Brief aus Athen: Draghi-Schreck Josephine Witt wird vom griechischen Publikum gefeiert

Markus Barth, Athen. Die Aktivistin Josephine Witt, die kürzlich dem Chef der Europäischen Zentralbank (EZB), Mario Draghi bei dessen Pressekonferenz auf den Tisch sprang und ihn mit Konfetti bewarf, war Überraschungsgast in einer beliebten grieschischen TV- Show und erklärte dort ihre Beweggründe. Ein weiterer Beitrag des Kabaretts zur Völkerverständigung.

 

In der Show „Al Tsadiri News“ des Kabarettisten Lakis Lazopoulos im griechischen Privatkanal Alpha (Gespräch auf englisch ab Minute 1:10 des Videos). beschreibt die deutsche Philosophie-Studentin vergnügt die Aktion aus ihrer Sicht und erklärt, warum sie Draghi als Ziel ausgewählt habe.

Wir haben diesen Typen nie gewählt, ihm nie ein politisches Mandat gegeben. Aber seine Massnahmen sind politisch und betreffen unser Leben. Hinter den Zahlen stehen Menschen.“

sagt sie unter dem Beifall der Zuschauer im Studio, die täglich erleben müssen, dass Draghi tatsächlich mehr Einfluss auf die Geschicke ihres Landes hat als ihre eigene gewählte Regierung. Demokratie sei es nicht nur alle vier Jahre ein Kreuz zu machen…wer in der Demokratie schlafe wache in der Diktatur auf,  erklärt die erst 21-jährige erstaunlich formulierungssicher das Motiv für ihren Aktivismus. Der Protest müsse friedvoll aber radikal sein. Sie bedankt sich herzlich für die unerwartet freundliche Aufnahme in Athen. Was ihre deutschen Landsleute von Griechenland halten will Lazopoulos wissen. Es gebe das falsche Bild vom faulen Südländer und dem arbeitssamen Nordeuropäer aber das sei Schuld der Medien. Europa muesse um die Krise zu überwinden sein Ideal der Solidarität wiederfinden.

Die ehemalige Femen-Aktivistin demonstrierte ihren Reifeprozess auch, indem sie erklärte, warum sie anders als es die Femen-Aktivistinnen dies gern tun, nicht barbusig auf Draghis Tisch sprang, obwohl ihr dies sicherlich noch mehr Aufmerksamkeit beschert hätte.

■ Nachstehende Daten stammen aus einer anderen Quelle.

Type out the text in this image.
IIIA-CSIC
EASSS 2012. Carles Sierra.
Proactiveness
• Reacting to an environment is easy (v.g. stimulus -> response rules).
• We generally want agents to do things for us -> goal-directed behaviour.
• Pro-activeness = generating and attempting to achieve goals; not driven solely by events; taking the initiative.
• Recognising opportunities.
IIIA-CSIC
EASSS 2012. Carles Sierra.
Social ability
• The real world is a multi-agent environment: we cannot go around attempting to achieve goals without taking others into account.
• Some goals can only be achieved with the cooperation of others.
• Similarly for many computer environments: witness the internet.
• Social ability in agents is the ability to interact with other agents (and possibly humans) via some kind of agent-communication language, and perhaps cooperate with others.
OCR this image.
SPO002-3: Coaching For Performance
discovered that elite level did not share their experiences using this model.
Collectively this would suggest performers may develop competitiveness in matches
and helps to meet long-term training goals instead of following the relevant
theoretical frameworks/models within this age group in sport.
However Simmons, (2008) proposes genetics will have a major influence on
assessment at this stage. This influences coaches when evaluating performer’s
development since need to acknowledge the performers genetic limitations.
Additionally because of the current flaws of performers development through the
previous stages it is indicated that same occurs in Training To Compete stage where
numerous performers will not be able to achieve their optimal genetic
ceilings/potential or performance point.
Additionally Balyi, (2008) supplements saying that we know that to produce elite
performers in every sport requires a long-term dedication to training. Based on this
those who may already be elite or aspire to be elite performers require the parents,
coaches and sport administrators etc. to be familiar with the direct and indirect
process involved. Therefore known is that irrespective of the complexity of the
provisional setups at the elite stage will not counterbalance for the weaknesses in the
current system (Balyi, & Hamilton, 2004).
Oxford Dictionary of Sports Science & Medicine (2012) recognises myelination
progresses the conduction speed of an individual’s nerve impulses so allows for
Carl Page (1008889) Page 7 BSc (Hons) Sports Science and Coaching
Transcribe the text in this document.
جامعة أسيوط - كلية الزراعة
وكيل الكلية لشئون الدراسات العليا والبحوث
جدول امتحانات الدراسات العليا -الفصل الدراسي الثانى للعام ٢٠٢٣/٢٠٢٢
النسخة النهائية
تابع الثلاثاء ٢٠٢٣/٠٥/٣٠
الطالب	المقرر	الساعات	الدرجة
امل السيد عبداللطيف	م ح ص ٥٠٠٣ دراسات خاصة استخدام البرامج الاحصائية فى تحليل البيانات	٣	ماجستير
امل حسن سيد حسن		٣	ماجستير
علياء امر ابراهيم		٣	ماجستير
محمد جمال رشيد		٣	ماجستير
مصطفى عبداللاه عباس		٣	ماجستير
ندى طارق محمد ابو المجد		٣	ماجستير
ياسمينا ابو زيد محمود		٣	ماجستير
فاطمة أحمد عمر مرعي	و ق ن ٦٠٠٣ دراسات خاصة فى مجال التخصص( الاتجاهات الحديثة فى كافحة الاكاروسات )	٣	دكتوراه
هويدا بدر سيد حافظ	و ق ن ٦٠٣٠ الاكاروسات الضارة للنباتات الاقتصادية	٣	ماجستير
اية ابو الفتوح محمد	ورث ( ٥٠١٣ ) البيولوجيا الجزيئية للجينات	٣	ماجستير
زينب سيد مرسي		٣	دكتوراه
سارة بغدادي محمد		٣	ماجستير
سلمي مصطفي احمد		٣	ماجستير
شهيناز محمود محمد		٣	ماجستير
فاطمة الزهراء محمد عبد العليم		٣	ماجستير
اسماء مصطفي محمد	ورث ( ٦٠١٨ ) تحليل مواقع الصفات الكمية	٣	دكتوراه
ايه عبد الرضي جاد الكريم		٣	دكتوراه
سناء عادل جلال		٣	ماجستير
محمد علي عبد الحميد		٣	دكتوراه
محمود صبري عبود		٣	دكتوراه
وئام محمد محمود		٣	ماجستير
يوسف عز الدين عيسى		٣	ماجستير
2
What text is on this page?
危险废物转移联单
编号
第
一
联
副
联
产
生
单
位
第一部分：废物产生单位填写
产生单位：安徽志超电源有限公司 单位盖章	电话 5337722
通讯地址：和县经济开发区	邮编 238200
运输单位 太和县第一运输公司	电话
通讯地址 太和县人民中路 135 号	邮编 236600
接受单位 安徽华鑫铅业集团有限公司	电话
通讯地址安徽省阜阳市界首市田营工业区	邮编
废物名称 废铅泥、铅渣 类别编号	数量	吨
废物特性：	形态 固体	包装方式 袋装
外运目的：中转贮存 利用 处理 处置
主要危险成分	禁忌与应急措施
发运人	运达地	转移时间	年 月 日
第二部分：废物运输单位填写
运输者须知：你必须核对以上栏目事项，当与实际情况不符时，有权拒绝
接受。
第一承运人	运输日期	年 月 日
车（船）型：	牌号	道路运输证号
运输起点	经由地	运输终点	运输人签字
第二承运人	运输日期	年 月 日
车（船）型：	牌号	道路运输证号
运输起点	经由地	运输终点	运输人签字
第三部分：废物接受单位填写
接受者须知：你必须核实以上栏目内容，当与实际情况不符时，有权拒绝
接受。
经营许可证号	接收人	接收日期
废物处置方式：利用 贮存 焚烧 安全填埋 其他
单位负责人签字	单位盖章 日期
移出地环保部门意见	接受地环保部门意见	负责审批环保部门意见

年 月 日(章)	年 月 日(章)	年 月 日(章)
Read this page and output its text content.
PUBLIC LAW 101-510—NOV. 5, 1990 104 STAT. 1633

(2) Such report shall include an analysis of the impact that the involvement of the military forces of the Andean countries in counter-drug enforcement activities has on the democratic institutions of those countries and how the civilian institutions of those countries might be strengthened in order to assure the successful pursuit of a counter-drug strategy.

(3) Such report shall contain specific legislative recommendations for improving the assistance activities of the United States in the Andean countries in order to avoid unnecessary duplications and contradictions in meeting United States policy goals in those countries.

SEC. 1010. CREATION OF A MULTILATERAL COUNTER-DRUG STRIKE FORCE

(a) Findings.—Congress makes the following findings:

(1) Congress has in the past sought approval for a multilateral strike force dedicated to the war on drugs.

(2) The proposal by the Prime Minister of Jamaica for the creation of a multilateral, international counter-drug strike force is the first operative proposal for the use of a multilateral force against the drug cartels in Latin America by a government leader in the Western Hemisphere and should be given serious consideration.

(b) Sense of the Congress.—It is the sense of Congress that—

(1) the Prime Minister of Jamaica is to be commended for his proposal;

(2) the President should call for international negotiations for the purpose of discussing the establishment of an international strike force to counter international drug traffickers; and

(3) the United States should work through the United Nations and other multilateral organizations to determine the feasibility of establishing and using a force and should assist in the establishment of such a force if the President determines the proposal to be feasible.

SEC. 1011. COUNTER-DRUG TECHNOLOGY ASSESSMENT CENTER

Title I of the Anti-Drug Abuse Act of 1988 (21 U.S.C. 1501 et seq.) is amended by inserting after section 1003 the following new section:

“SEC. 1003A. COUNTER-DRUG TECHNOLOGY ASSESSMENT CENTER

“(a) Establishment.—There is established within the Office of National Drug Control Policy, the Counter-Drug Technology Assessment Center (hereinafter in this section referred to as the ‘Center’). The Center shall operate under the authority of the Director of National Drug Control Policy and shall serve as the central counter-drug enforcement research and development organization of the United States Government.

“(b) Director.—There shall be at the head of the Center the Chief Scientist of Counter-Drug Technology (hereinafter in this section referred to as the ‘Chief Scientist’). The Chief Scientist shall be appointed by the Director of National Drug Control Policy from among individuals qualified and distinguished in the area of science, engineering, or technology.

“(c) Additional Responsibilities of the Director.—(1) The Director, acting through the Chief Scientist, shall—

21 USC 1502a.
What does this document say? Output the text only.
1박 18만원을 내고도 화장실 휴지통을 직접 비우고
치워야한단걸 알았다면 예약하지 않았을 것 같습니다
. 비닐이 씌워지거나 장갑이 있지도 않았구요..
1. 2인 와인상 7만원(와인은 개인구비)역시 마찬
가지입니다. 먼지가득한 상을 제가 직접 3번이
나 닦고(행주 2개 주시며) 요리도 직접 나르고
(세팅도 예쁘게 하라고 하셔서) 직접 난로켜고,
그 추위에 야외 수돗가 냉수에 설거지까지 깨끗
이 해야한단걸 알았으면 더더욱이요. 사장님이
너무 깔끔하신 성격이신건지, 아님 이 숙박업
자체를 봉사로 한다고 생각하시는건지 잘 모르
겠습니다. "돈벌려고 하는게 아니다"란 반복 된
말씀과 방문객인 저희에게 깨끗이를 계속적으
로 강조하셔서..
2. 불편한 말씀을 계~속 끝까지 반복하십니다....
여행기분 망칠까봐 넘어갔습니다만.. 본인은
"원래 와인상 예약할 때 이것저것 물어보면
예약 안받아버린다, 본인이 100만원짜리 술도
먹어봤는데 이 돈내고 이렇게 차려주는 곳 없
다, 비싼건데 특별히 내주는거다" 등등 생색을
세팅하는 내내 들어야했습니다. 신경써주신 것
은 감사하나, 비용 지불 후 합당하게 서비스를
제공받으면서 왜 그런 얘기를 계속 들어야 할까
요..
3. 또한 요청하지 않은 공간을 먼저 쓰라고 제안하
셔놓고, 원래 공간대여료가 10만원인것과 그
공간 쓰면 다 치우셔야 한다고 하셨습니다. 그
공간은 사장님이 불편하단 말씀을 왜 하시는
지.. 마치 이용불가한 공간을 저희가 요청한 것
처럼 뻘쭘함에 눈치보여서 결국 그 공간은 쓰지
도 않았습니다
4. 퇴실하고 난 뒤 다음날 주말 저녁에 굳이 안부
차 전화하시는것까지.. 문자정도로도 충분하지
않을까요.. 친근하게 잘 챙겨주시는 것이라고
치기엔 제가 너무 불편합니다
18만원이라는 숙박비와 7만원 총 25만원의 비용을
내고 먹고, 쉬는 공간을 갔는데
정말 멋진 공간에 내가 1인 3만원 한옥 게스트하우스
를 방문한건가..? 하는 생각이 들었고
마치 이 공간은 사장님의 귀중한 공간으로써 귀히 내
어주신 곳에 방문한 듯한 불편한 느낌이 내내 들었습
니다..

Solidarität nicht nur innerhalb Europas sondern auch mit den Flüchtlingen aus aller Welt“, fordert sie am Ende noch und bezieht sie sich damit auf das vorangehende Thema der Sendung in dem Lazopoulos sich mit der Flüchtlingsthematik befasst hatte. Die Zuschauer verabschieden sie mit lang anhaltendem Beifall. 

Nach dem riesigen Erfolg der Satiresendung „Die Anstalt“ in Griechenland (wir hatten berichtet) und diesem Auftritt bei Lazopoulos scheint mir als täten die Kabarettisten in letzter Zeit spürbar mehr für das Verständnis zwischen den Völkern getan als die Politiker und die weitgehend gleichgeschalteten Leitmedien.